新エネ車情報サイトの「第一電動」は2月4日に開幕した北京冬季五輪での水素燃料電池車の利用状況を紹介した。これによると、30以上の水素ステーションが整備され、816台の水素燃料電池車が大会用車両として利用されている。これは水素燃料電池車の運営としては世界最大規模となる。

今回の冬季五輪にサービスを提供する水素燃料電池車は主に北汽傘下の商用車メーカーFoton Motor(北汽福田汽車)の欧輝水素燃料バスで、うち(北京市)延慶競技区は212台、崇礼競技区は515台。同車両はSinoHytec(億華通)トヨタ自動車、福田汽車が共同で発売した。

五輪およびパラリンピックのグローバルスポンサーであるトヨタ自動車は、北京冬季五輪の大会用車の提供者でもある。トヨタ自動車はすでに北京冬季五輪組織委員会に2200台の新エネルギー車を引き渡しており、その中にはトヨタ自動車が初めて中国で大規模な使用を開始したFCEVモデルの第2世代MIRAI、交流会向けに開発・設計されたコスター水素エンジンが含まれる。

北京冬季五輪組織委員会の統計によると、現在まで、北京冬季五輪競技の交通サービス用車両のうち、トヨタ自動車が提供する省エネ・クリーンエネルギー車両が乗用車のうち100%、全車両のうち85.84%を占め、冬季五輪の歴代最高となっている。

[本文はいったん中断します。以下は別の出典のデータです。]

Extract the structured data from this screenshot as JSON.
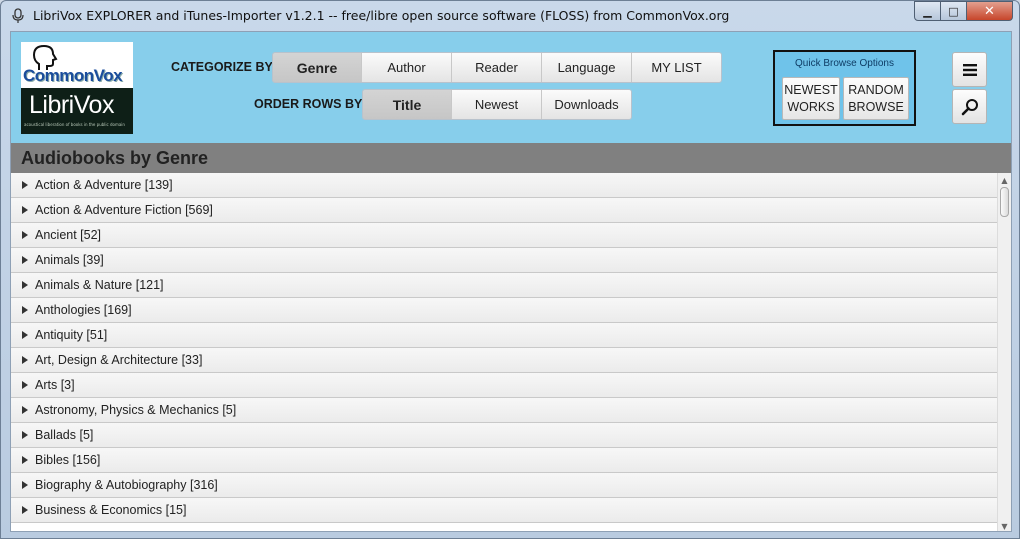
{
  "window": {
    "title": "LibriVox EXPLORER and iTunes-Importer v1.2.1 -- free/libre open source software (FLOSS) from CommonVox.org",
    "minimize_glyph": "▁",
    "maximize_glyph": "□",
    "close_glyph": "✕"
  },
  "logo": {
    "top_text": "CommonVox",
    "bottom_text": "LibriVox",
    "tagline": "acoustical liberation of books in the public domain"
  },
  "categorize": {
    "label": "CATEGORIZE BY",
    "options": [
      "Genre",
      "Author",
      "Reader",
      "Language",
      "MY LIST"
    ],
    "selected": "Genre"
  },
  "order": {
    "label": "ORDER ROWS BY",
    "options": [
      "Title",
      "Newest",
      "Downloads"
    ],
    "selected": "Title"
  },
  "quick_browse": {
    "title": "Quick Browse Options",
    "newest_line1": "NEWEST",
    "newest_line2": "WORKS",
    "random_line1": "RANDOM",
    "random_line2": "BROWSE"
  },
  "side_buttons": {
    "menu_icon": "hamburger-menu-icon",
    "search_icon": "magnifier-search-icon"
  },
  "section": {
    "title": "Audiobooks by Genre"
  },
  "genres": [
    "Action & Adventure [139]",
    "Action & Adventure Fiction [569]",
    "Ancient [52]",
    "Animals [39]",
    "Animals & Nature [121]",
    "Anthologies [169]",
    "Antiquity [51]",
    "Art, Design & Architecture [33]",
    "Arts [3]",
    "Astronomy, Physics & Mechanics [5]",
    "Ballads [5]",
    "Bibles [156]",
    "Biography & Autobiography [316]",
    "Business & Economics [15]"
  ],
  "scrollbar": {
    "up_glyph": "▲",
    "down_glyph": "▼"
  },
  "colors": {
    "header_bg": "#87ceeb",
    "section_bg": "#808080",
    "quick_bg": "#6fc3ea"
  }
}
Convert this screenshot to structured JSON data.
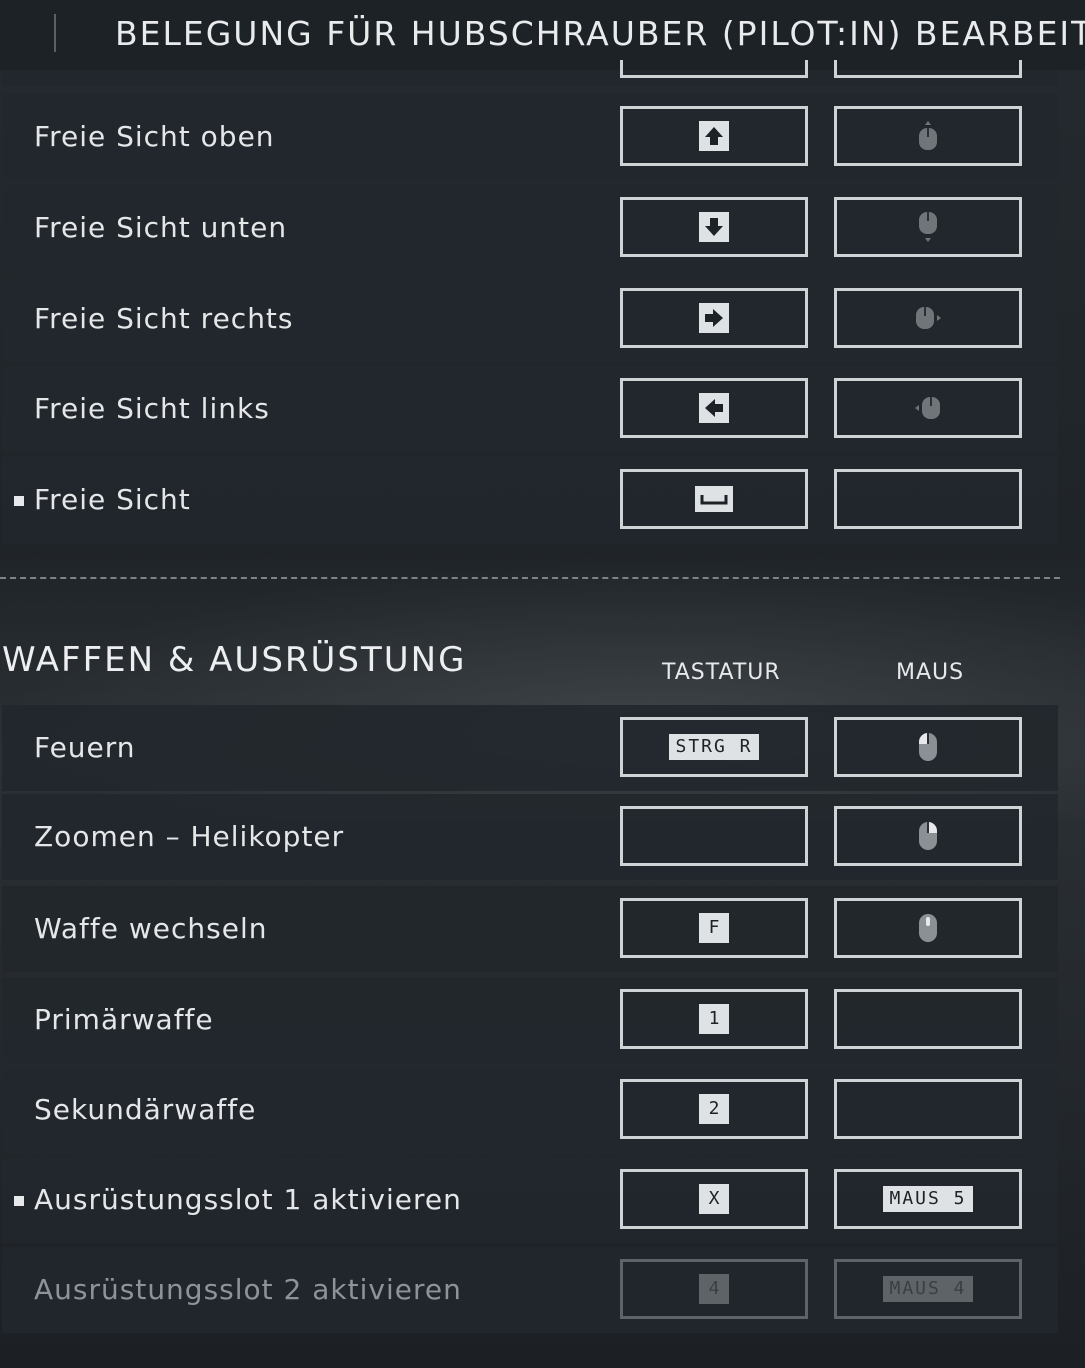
{
  "header": {
    "title": "BELEGUNG FÜR HUBSCHRAUBER (PILOT:IN) BEARBEITE"
  },
  "view_rows": [
    {
      "label": "Freie Sicht oben",
      "keyboard_icon": "arrow-up-key-icon",
      "mouse_icon": "mouse-up-icon",
      "bullet": false
    },
    {
      "label": "Freie Sicht unten",
      "keyboard_icon": "arrow-down-key-icon",
      "mouse_icon": "mouse-down-icon",
      "bullet": false
    },
    {
      "label": "Freie Sicht rechts",
      "keyboard_icon": "arrow-right-key-icon",
      "mouse_icon": "mouse-right-icon",
      "bullet": false
    },
    {
      "label": "Freie Sicht links",
      "keyboard_icon": "arrow-left-key-icon",
      "mouse_icon": "mouse-left-icon",
      "bullet": false
    },
    {
      "label": "Freie Sicht",
      "keyboard_icon": "spacebar-key-icon",
      "mouse_icon": "",
      "bullet": true
    }
  ],
  "section": {
    "title": "WAFFEN & AUSRÜSTUNG",
    "col_keyboard": "TASTATUR",
    "col_mouse": "MAUS"
  },
  "weapon_rows": [
    {
      "label": "Feuern",
      "keyboard": "STRG R",
      "mouse_icon": "mouse-left-button-icon"
    },
    {
      "label": "Zoomen – Helikopter",
      "keyboard": "",
      "mouse_icon": "mouse-right-button-icon"
    },
    {
      "label": "Waffe wechseln",
      "keyboard": "F",
      "mouse_icon": "mouse-wheel-icon"
    },
    {
      "label": "Primärwaffe",
      "keyboard": "1",
      "mouse": ""
    },
    {
      "label": "Sekundärwaffe",
      "keyboard": "2",
      "mouse": ""
    },
    {
      "label": "Ausrüstungsslot 1 aktivieren",
      "keyboard": "X",
      "mouse": "MAUS 5",
      "bullet": true
    },
    {
      "label": "Ausrüstungsslot 2 aktivieren",
      "keyboard": "4",
      "mouse": "MAUS 4",
      "disabled": true
    }
  ]
}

今回の北京冬季五輪では30ヶ所以上の水素ステーションが運営されている。うち、シノペック(中国石油化学)が担当する北京慶園街水素ステーション、北京王泉営水素ステーション、北京燕化興隆油水素共同建設ステーション、河北崇礼西湾子水素ステーションは2021年9月初めに稼働を開始している。この4カ所の水素ステーションはいずれもシノペック傘下の燕山石化社から水素で供給されている。燕山石化はこれまでに北京市と周辺市場に高純度水素を260トン超供給している。

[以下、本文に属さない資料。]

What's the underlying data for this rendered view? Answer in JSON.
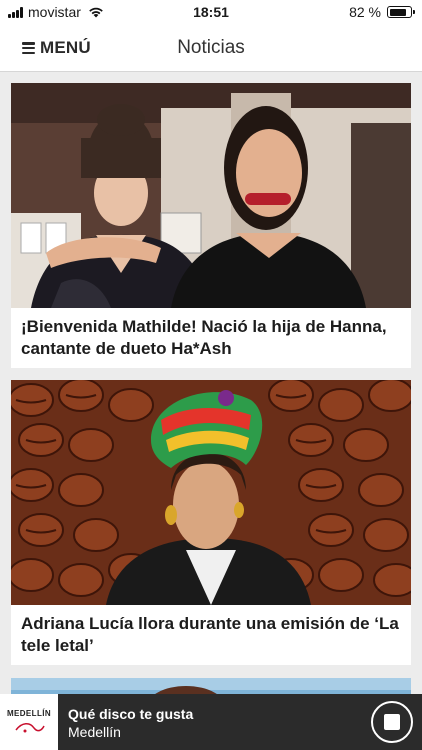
{
  "status_bar": {
    "carrier": "movistar",
    "time": "18:51",
    "battery_percent": "82 %",
    "battery_level": 0.82,
    "icons": [
      "signal-icon",
      "wifi-icon",
      "battery-icon"
    ]
  },
  "header": {
    "menu_label": "MENÚ",
    "title": "Noticias"
  },
  "feed": {
    "articles": [
      {
        "title": "¡Bienvenida Mathilde! Nació la hija de Hanna, cantante de dueto Ha*Ash"
      },
      {
        "title": "Adriana Lucía llora durante una emisión de ‘La tele letal’"
      }
    ]
  },
  "player": {
    "station_logo": "MEDELLÍN",
    "track_title": "Qué disco te gusta",
    "station_name": "Medellín",
    "stop_icon": "stop-icon"
  },
  "colors": {
    "background": "#ececec",
    "player_bg": "#2b2b2b",
    "text": "#1d1d1d"
  }
}
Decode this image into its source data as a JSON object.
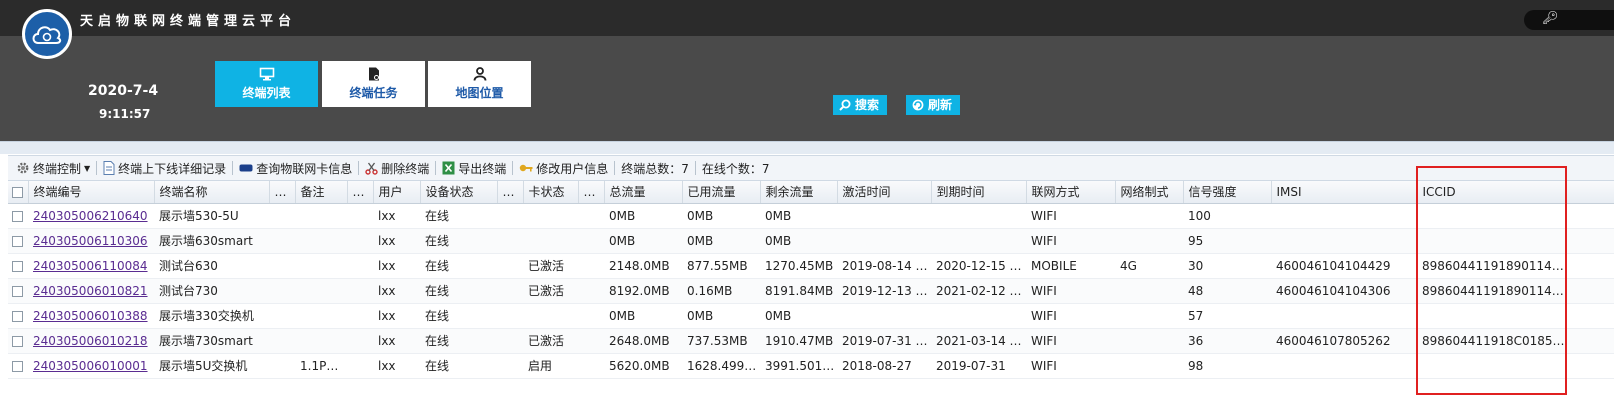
{
  "app": {
    "title": "天启物联网终端管理云平台"
  },
  "clock": {
    "date": "2020-7-4",
    "time": "9:11:57"
  },
  "nav": [
    {
      "label": "终端列表",
      "icon": "monitor-icon",
      "active": true
    },
    {
      "label": "终端任务",
      "icon": "document-icon",
      "active": false
    },
    {
      "label": "地图位置",
      "icon": "person-icon",
      "active": false
    }
  ],
  "actions": {
    "search": "搜索",
    "refresh": "刷新"
  },
  "toolbar": {
    "control": "终端控制",
    "online_log": "终端上下线详细记录",
    "sim_query": "查询物联网卡信息",
    "delete": "删除终端",
    "export": "导出终端",
    "edit_user": "修改用户信息",
    "total": "终端总数：7",
    "online": "在线个数：7"
  },
  "table": {
    "headers": [
      "终端编号",
      "终端名称",
      "…",
      "备注",
      "…",
      "用户",
      "设备状态",
      "…",
      "卡状态",
      "…",
      "总流量",
      "已用流量",
      "剩余流量",
      "激活时间",
      "到期时间",
      "联网方式",
      "网络制式",
      "信号强度",
      "IMSI",
      "ICCID"
    ],
    "rows": [
      [
        "240305006210640",
        "展示墙530-5U",
        "",
        "",
        "",
        "lxx",
        "在线",
        "",
        "",
        "",
        "0MB",
        "0MB",
        "0MB",
        "",
        "",
        "WIFI",
        "",
        "100",
        "",
        ""
      ],
      [
        "240305006110306",
        "展示墙630smart",
        "",
        "",
        "",
        "lxx",
        "在线",
        "",
        "",
        "",
        "0MB",
        "0MB",
        "0MB",
        "",
        "",
        "WIFI",
        "",
        "95",
        "",
        ""
      ],
      [
        "240305006110084",
        "测试台630",
        "",
        "",
        "",
        "lxx",
        "在线",
        "",
        "已激活",
        "",
        "2148.0MB",
        "877.55MB",
        "1270.45MB",
        "2019-08-14 …",
        "2020-12-15 …",
        "MOBILE",
        "4G",
        "30",
        "460046104104429",
        "89860441191890114…"
      ],
      [
        "240305006010821",
        "测试台730",
        "",
        "",
        "",
        "lxx",
        "在线",
        "",
        "已激活",
        "",
        "8192.0MB",
        "0.16MB",
        "8191.84MB",
        "2019-12-13 …",
        "2021-02-12 …",
        "WIFI",
        "",
        "48",
        "460046104104306",
        "89860441191890114…"
      ],
      [
        "240305006010388",
        "展示墙330交换机",
        "",
        "",
        "",
        "lxx",
        "在线",
        "",
        "",
        "",
        "0MB",
        "0MB",
        "0MB",
        "",
        "",
        "WIFI",
        "",
        "57",
        "",
        ""
      ],
      [
        "240305006010218",
        "展示墙730smart",
        "",
        "",
        "",
        "lxx",
        "在线",
        "",
        "已激活",
        "",
        "2648.0MB",
        "737.53MB",
        "1910.47MB",
        "2019-07-31 …",
        "2021-03-14 …",
        "WIFI",
        "",
        "36",
        "460046107805262",
        "898604411918C0185…"
      ],
      [
        "240305006010001",
        "展示墙5U交换机",
        "",
        "1.1P…",
        "",
        "lxx",
        "在线",
        "",
        "启用",
        "",
        "5620.0MB",
        "1628.499…",
        "3991.501…",
        "2018-08-27",
        "2019-07-31",
        "WIFI",
        "",
        "98",
        "",
        ""
      ]
    ]
  },
  "colors": {
    "accent": "#0fb3e4",
    "header": "#4a4a4a",
    "topbar": "#2b2b2b",
    "link": "#5a2c91",
    "highlight": "#e02020"
  }
}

ペトロチャイナ(中国石油天然ガス)も北京冬季五輪に向け、河北太子城水素ステーション、北京福田水素ステーション、北京金龍総合エネルギーサービスステーション、河北崇礼北油水素共同建設ステーションの4カ所の水素ステーションを建設、投入し、冬季五輪期間中の1日の水素供給能力は5500kgに達する。現在、水素燃料電池車に充填される水素は主に水素を含む工業副生ガスから分離、精製されている。

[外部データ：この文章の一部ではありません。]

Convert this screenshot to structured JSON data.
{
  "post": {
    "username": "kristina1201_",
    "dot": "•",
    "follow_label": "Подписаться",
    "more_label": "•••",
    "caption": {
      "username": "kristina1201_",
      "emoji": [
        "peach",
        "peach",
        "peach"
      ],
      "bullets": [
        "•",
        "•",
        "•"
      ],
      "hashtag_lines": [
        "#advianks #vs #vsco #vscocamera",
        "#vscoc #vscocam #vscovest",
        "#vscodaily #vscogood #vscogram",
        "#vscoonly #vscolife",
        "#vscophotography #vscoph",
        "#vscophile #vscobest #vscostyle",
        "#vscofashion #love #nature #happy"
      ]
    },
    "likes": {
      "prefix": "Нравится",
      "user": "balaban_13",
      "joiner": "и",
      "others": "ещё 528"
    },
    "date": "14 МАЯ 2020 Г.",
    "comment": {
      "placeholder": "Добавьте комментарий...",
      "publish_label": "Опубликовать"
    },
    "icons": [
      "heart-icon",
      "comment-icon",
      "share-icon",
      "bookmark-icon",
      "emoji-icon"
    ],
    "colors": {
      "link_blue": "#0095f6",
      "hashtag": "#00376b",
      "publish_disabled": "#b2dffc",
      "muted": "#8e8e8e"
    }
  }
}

「今回の冬季五輪の運用により、中国の水素燃料電池車のコア技術の蓄積になる」と清華大学車両、運搬学院の楊福源教授が明らかにした。

統計データによると、中国の水素燃料電池車の保有台数は昨年末時点で7352台である。水素自動車が直面する問題は、主に生産コスト、水素ステーション建設、水素エネルギー輸送という3つの難題で、一般企業が解決するのは難しく、国レベルで推進する必要がある。これらの問題が効果的に克服され、一定の規模化が形成されると、水素エネルギーの利用は急速に拡大する可能性がある。今後10年間は水素燃料電池技術のコストは約85%下がると予想している業界専門家もいる。